During the year, the Company purchased and subsequently cancelled 98,327,333 shares of 5p each (representing 1% of the called
up share capital) at an average price of £3.89 per share. The total consideration, including expenses, was £385m. The excess of the
consideration over the nominal value has been charged to retained earnings.
Between 25 February 2007 and 16 April 2007, options over 3,263,739 ordinary shares have been exercised under the terms of the
savings-related share option scheme (1981) and the Irish savings-related share option scheme (2000). Between 25 February 2007
and 16 April 2007, options over 2,242,269 ordinary shares have been exercised under the terms of the executive share option
schemes (1994 and 1996) and the discretionary share option plan (2004).
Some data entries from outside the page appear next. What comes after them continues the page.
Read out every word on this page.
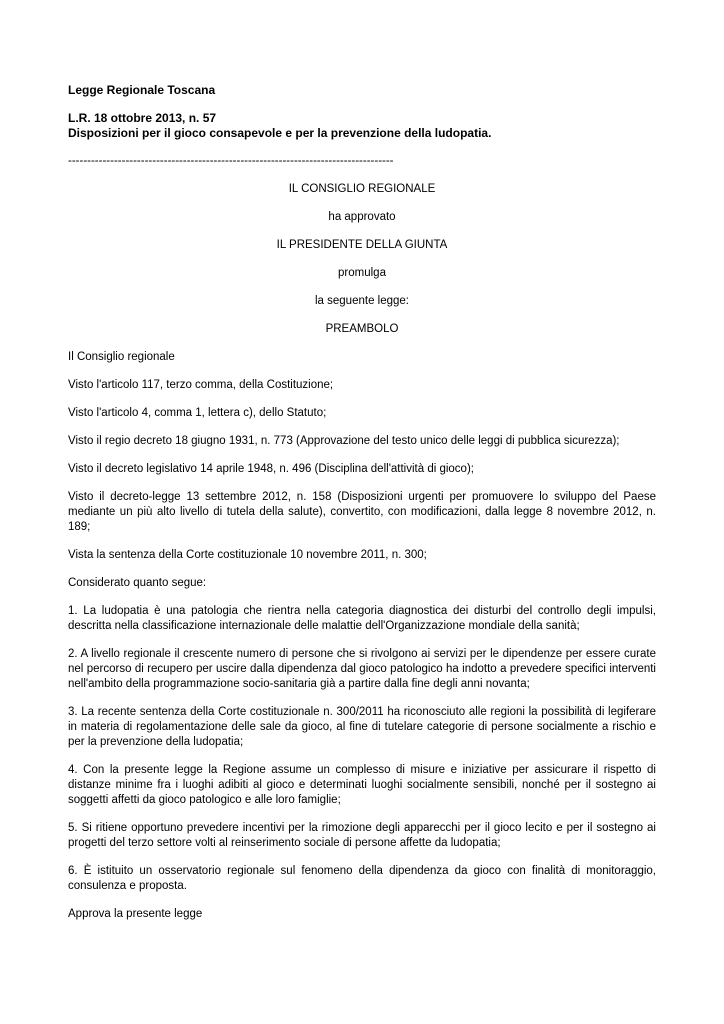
Legge Regionale Toscana

L.R. 18 ottobre 2013, n. 57

Disposizioni per il gioco consapevole e per la prevenzione della ludopatia.

-------------------------------------------------------------------------------------

IL CONSIGLIO REGIONALE

ha approvato

IL PRESIDENTE DELLA GIUNTA

promulga

la seguente legge:

PREAMBOLO

Il Consiglio regionale

Visto l'articolo 117, terzo comma, della Costituzione;

Visto l'articolo 4, comma 1, lettera c), dello Statuto;

Visto il regio decreto 18 giugno 1931, n. 773 (Approvazione del testo unico delle leggi di pubblica sicurezza);

Visto il decreto legislativo 14 aprile 1948, n. 496 (Disciplina dell'attività di gioco);

Visto il decreto-legge 13 settembre 2012, n. 158 (Disposizioni urgenti per promuovere lo sviluppo del Paese mediante un più alto livello di tutela della salute), convertito, con modificazioni, dalla legge 8 novembre 2012, n. 189;

Vista la sentenza della Corte costituzionale 10 novembre 2011, n. 300;

Considerato quanto segue:

1. La ludopatia è una patologia che rientra nella categoria diagnostica dei disturbi del controllo degli impulsi, descritta nella classificazione internazionale delle malattie dell'Organizzazione mondiale della sanità;

2. A livello regionale il crescente numero di persone che si rivolgono ai servizi per le dipendenze per essere curate nel percorso di recupero per uscire dalla dipendenza dal gioco patologico ha indotto a prevedere specifici interventi nell'ambito della programmazione socio-sanitaria già a partire dalla fine degli anni novanta;

3. La recente sentenza della Corte costituzionale n. 300/2011 ha riconosciuto alle regioni la possibilità di legiferare in materia di regolamentazione delle sale da gioco, al fine di tutelare categorie di persone socialmente a rischio e per la prevenzione della ludopatia;

4. Con la presente legge la Regione assume un complesso di misure e iniziative per assicurare il rispetto di distanze minime fra i luoghi adibiti al gioco e determinati luoghi socialmente sensibili, nonché per il sostegno ai soggetti affetti da gioco patologico e alle loro famiglie;

5. Si ritiene opportuno prevedere incentivi per la rimozione degli apparecchi per il gioco lecito e per il sostegno ai progetti del terzo settore volti al reinserimento sociale di persone affette da ludopatia;

6. È istituito un osservatorio regionale sul fenomeno della dipendenza da gioco con finalità di monitoraggio, consulenza e proposta.

Approva la presente legge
As at 24 February 2007, the Directors were authorised to purchase up to a maximum in aggregate of 790.5 million (2006 –
778.7 million) ordinary shares.
The holders of ordinary shares are entitled to receive dividends as declared from time-to-time and are entitled to one vote per share
at the meetings of the Company.
Share buyback liability
Insider trading rules prevent the Group from buying back its own shares in the market during specified close periods (including the
period between the year end and the annual results announcement). However, if an irrevocable agreement is signed beween the
Group and a third party, they can continue to buy back shares on behalf of the Group. Two such arrangements were in place at the
year end and in accordance with IAS 32, the Group has recognised a financial liability equal to the estimated value of the shares
purchasable under these agreements. A liability of £90m (2006 – £nil) has been recognised within other creditors for this amount.
Capital redemption reserve
Upon cancellation of the shares purchased as part of the share buyback, a capital redemption reserve is created representing the
nominal value of the shares cancelled. This is a non-distributable reserve.